People are talking about zero trust access. Do you also believe that zero trust strategy should be there in every organization?
Philosophically, everybody wants to implement zero trust. But practically it is very challenging to enable.
Zero trust access is a security model that assumes that every user, device, and application is untrusted, regardless of whether they are inside or outside the organization’s network perimeter. It aims to prevent unauthorized access to data and resources by continuously verifying the identity and security posture of every user and device before granting access.
Implementing a zero-trust strategy can help organizations enhance their security posture by providing granular access controls, reducing the risk of data breaches, and improving compliance with industry regulations. It can also help organizations detect and respond to security incidents quickly by continuously monitoring user and device behaviour.
However, implementing a zero-trust strategy requires a significant investment of time, effort, and resources, and may require changes to the organization’s infrastructure, processes, and culture. It is important for organizations to carefully evaluate their security needs and capabilities and consider the potential benefits and challenges of implementing a zero-trust strategy before making a decision.
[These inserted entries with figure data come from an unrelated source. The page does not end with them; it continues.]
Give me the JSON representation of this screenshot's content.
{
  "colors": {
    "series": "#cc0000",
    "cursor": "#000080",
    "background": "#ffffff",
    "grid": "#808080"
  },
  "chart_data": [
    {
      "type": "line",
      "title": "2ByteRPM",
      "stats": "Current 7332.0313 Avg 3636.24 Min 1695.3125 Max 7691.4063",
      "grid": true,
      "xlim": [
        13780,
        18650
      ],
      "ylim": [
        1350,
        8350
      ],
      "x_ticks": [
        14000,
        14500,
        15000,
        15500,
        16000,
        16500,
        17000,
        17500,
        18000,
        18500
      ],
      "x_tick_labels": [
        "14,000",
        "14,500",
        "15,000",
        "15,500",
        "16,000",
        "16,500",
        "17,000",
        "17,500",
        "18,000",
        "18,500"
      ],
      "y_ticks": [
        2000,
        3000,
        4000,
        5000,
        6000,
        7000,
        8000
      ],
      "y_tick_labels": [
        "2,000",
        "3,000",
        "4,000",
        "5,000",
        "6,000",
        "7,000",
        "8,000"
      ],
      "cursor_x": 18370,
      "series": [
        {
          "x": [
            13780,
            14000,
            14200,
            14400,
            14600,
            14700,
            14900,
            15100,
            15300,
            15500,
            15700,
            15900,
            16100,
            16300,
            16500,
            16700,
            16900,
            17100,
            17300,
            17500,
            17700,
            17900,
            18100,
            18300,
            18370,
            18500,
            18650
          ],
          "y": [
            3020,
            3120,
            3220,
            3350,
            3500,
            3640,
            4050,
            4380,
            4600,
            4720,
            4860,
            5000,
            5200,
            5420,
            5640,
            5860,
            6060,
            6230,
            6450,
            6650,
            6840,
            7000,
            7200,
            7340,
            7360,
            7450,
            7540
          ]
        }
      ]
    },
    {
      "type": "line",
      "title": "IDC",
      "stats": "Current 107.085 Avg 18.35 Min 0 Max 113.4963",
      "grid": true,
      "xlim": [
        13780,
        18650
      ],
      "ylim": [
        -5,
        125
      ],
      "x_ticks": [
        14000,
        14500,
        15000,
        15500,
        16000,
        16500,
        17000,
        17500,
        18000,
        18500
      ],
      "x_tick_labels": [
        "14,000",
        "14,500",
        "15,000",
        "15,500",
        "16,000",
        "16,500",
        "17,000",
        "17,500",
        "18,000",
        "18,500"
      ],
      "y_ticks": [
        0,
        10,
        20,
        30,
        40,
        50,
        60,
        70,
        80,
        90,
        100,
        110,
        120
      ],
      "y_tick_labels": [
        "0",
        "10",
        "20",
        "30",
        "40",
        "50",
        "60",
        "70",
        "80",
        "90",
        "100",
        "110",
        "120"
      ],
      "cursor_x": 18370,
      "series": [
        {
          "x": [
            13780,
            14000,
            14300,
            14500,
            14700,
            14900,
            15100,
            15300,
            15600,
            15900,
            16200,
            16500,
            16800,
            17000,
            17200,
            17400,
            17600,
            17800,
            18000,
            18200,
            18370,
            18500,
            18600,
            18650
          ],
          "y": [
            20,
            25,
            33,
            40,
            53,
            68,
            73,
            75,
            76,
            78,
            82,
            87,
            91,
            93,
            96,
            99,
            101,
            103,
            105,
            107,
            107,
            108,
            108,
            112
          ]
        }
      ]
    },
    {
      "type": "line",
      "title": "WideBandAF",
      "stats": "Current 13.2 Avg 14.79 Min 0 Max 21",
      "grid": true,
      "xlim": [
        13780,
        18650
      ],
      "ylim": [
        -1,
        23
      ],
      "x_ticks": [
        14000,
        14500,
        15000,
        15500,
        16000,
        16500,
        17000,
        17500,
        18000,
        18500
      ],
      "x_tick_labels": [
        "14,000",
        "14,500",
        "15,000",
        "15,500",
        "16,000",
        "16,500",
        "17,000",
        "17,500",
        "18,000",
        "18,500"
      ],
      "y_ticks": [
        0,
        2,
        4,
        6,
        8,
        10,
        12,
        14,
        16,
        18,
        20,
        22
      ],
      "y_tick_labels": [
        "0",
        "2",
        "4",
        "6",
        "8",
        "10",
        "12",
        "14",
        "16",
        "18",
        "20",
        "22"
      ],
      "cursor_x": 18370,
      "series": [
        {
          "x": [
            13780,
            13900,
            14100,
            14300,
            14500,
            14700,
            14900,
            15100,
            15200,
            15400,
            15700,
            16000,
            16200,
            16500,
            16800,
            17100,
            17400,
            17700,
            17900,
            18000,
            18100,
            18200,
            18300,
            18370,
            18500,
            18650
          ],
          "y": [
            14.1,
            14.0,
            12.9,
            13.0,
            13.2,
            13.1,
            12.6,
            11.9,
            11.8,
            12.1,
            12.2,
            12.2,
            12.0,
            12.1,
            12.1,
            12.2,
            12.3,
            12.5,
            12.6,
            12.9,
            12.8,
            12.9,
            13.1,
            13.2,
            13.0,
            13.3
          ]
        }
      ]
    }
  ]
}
What is your overall learning from various other organizations that you want to implement in this new organization.
- Implement a comprehensive cybersecurity program: Organizations should implement a comprehensive cybersecurity program that includes policies, procedures, and technical controls to protect their assets from cyber threats. This program should be reviewed and updated regularly to ensure it remains effective against emerging threats.
- Conduct regular cybersecurity training: Organizations should provide regular cybersecurity training to their employees to help them understand the importance of cybersecurity and the role they play in protecting the organization’s assets. This training should cover topics such as phishing, social engineering, and password security.
- Use strong authentication and access controls: Organizations should use strong authentication mechanisms such as two-factor authentication and access controls to restrict access to sensitive data and resources.
- Regularly update and patch systems: Organizations should regularly update and patch their systems and applications to address known vulnerabilities and reduce the risk of cyber-attacks.
- Regularly monitor and audit systems: Organizations should regularly monitor and audit their systems to detect and respond to cyber threats. This includes implementing intrusion detection and prevention systems, monitoring for unauthorized access, and conducting regular vulnerability assessments.
- Develop and test incident response plans: Organizations should develop and test incident response plans to ensure they can quickly and effectively respond to cyber-attacks and minimize the impact on their business.
These are just some of the best practices that organizations can consider enhancing their cybersecurity posture. It is important for organizations to continuously evaluate and update their cybersecurity practices to address emerging threats and stay ahead of cyber criminals.